We will use [SmoothCAM](https://arxiv.org/pdf/2006.14255.pdf), a method that allows visualizing how one image activates the neural network by tracing the gradient activations. There are several Pytorch implementations and non of them is dominant. [torch-cam](https://github.com/frgfm/torch-cam) comes with both activation-level and gradient-level models, so it serves our purposes. Let's install the paper.

In [None]:
!pip install torchcam

The package will extract the gradients automatically when we evaluate a model. Note that gradients must be allow to float, so the wrapper ```with torch.no_grad()``` should not be used in this case, but the model can be placed in evaluation mode.

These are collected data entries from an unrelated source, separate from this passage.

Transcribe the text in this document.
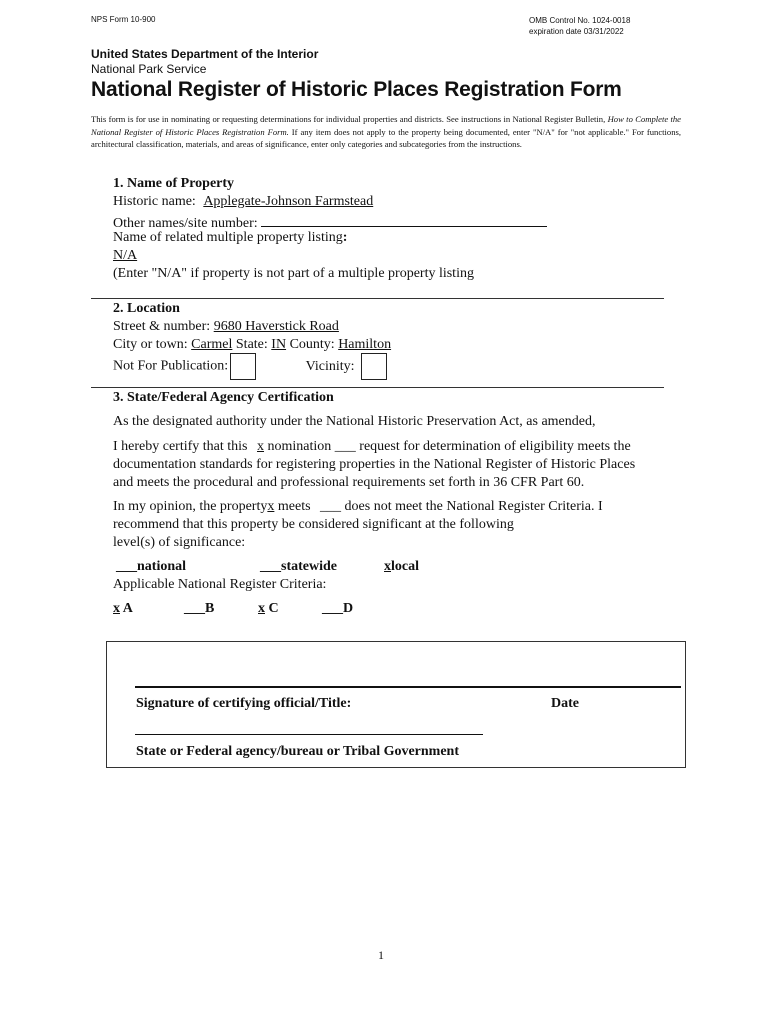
NPS Form 10-900	OMB Control No. 1024-0018
expiration date 03/31/2022
United States Department of the Interior
National Park Service
National Register of Historic Places Registration Form
This form is for use in nominating or requesting determinations for individual properties and districts. See instructions in National Register Bulletin, How to Complete the National Register of Historic Places Registration Form. If any item does not apply to the property being documented, enter "N/A" for "not applicable." For functions, architectural classification, materials, and areas of significance, enter only categories and subcategories from the instructions.
1. Name of Property
Historic name: Applegate-Johnson Farmstead
Other names/site number:
Name of related multiple property listing:
N/A
(Enter "N/A" if property is not part of a multiple property listing
2. Location
Street & number: 9680 Haverstick Road
City or town: Carmel State: IN County: Hamilton
Not For Publication:	Vicinity:
3. State/Federal Agency Certification
As the designated authority under the National Historic Preservation Act, as amended,
I hereby certify that this x nomination ___ request for determination of eligibility meets the
documentation standards for registering properties in the National Register of Historic Places
and meets the procedural and professional requirements set forth in 36 CFR Part 60.
In my opinion, the propertyx meets ___ does not meet the National Register Criteria. I
recommend that this property be considered significant at the following
level(s) of significance:
___national	___statewide	xlocal
Applicable National Register Criteria:
x A	___B	x C	___D
Signature of certifying official/Title:	Date
State or Federal agency/bureau or Tribal Government
1
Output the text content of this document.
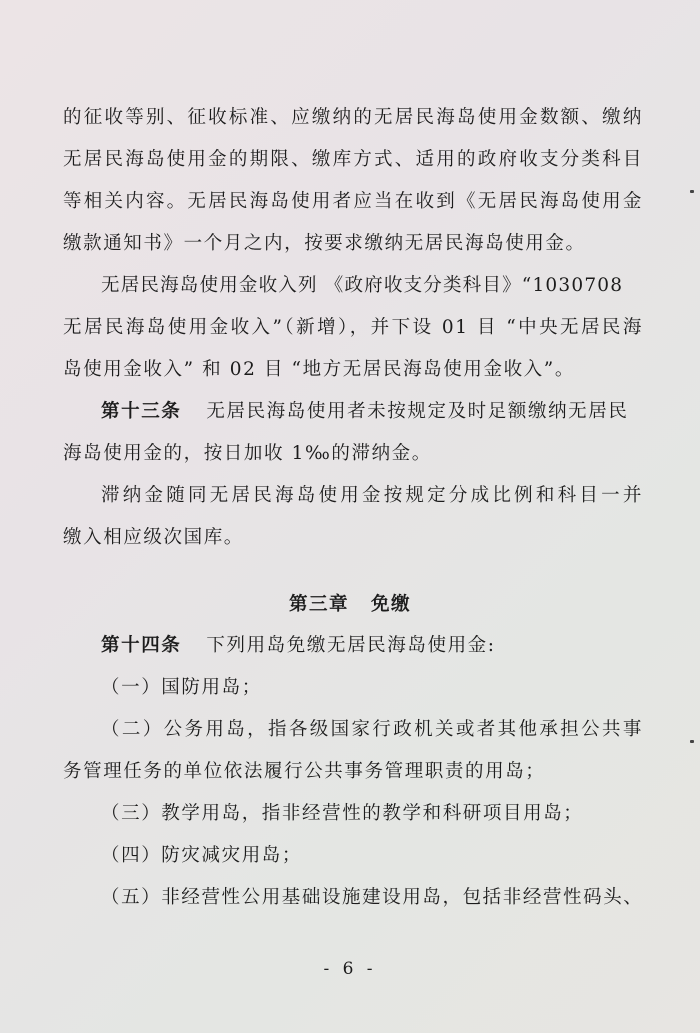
的征收等别、征收标准、应缴纳的无居民海岛使用金数额、缴纳
无居民海岛使用金的期限、缴库方式、适用的政府收支分类科目
等相关内容。无居民海岛使用者应当在收到《无居民海岛使用金
缴款通知书》一个月之内，按要求缴纳无居民海岛使用金。
无居民海岛使用金收入列 《政府收支分类科目》“1030708
无居民海岛使用金收入”（新增），并下设 01 目 “中央无居民海
岛使用金收入” 和 02 目 “地方无居民海岛使用金收入”。
第十三条 无居民海岛使用者未按规定及时足额缴纳无居民
海岛使用金的，按日加收 1‰的滞纳金。
滞纳金随同无居民海岛使用金按规定分成比例和科目一并
缴入相应级次国库。
第三章 免缴
第十四条 下列用岛免缴无居民海岛使用金:
（一）国防用岛；
（二）公务用岛，指各级国家行政机关或者其他承担公共事
务管理任务的单位依法履行公共事务管理职责的用岛；
（三）教学用岛，指非经营性的教学和科研项目用岛；
（四）防灾减灾用岛；
（五）非经营性公用基础设施建设用岛，包括非经营性码头、
- 6 -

We also must point the model to a layer. In general, you want to point it to the last convolutional layer of the feature extractor. We do that in the definition of the object resulting from the function ```SmoothGradCAMpp```.

In [None]:
# Set your CAM extractor
from torchcam.methods import SmoothGradCAMpp
from torchvision.io.image import read_image
from torchvision.transforms.functional import normalize, resize, to_pil_image
from torchcam.utils import overlay_mask


# Set model to evaluation mode and apply the model.
model.eval()
cam_extractor = SmoothGradCAMpp(model, target_layer=model.features[28])

Now we extract an image and apply the VGG16 transforms.

In [None]:
# Get your input
img_path = 'IntelClassification/seg_test/forest/20056.jpg'
img = read_image(img_path)

# Preprocess for the model
transforms = transforms_vgg16 = torchvision.models.VGG16_Weights.DEFAULT.transforms()
input_tensor = transforms(img)

Now we are ready to get the output. We apply the model using the ```cam_extractor``` object as a wrapper, which will record our gradients and calculate the algorithm. We save the outcome on the variable ```activation_map```.

In [None]:
with cam_extractor:
 # Preprocess your data and feed it to the model
 out = model(input_tensor.unsqueeze(0).to(device))
 # Retrieve the CAM by passing the class index and the model output
 activation_map = cam_extractor(out.squeeze(0).argmax().item(), out)

In [None]:
out

We can see the model predicts with a 100% probability that the model is of class 'forest', which is correct. Let's see what it is doing to make this happen.

In [None]:
# Visualize the raw CAM
activation_map_raw = activation_map[0].squeeze(0).cpu().numpy()
plt.imshow(activation_map_raw)
plt.axis('off')
plt.tight_layout()
plt.show()

In [None]:
# Resize the CAM and overlay it
result = overlay_mask(to_pil_image(img),
 to_pil_image((255*activation_map_raw).astype(np.uint8)),
 alpha=0.8)

# Display it
plt.imshow(result)
plt.axis('off')
plt.tight_layout()
plt.show()

Now we can clearly see what is happening.

This is the importance of the modelling procedures: We need to understand how much diversity we are including in our images: If we don't we might end up learning other things!

Now change the image and study what is the model doing.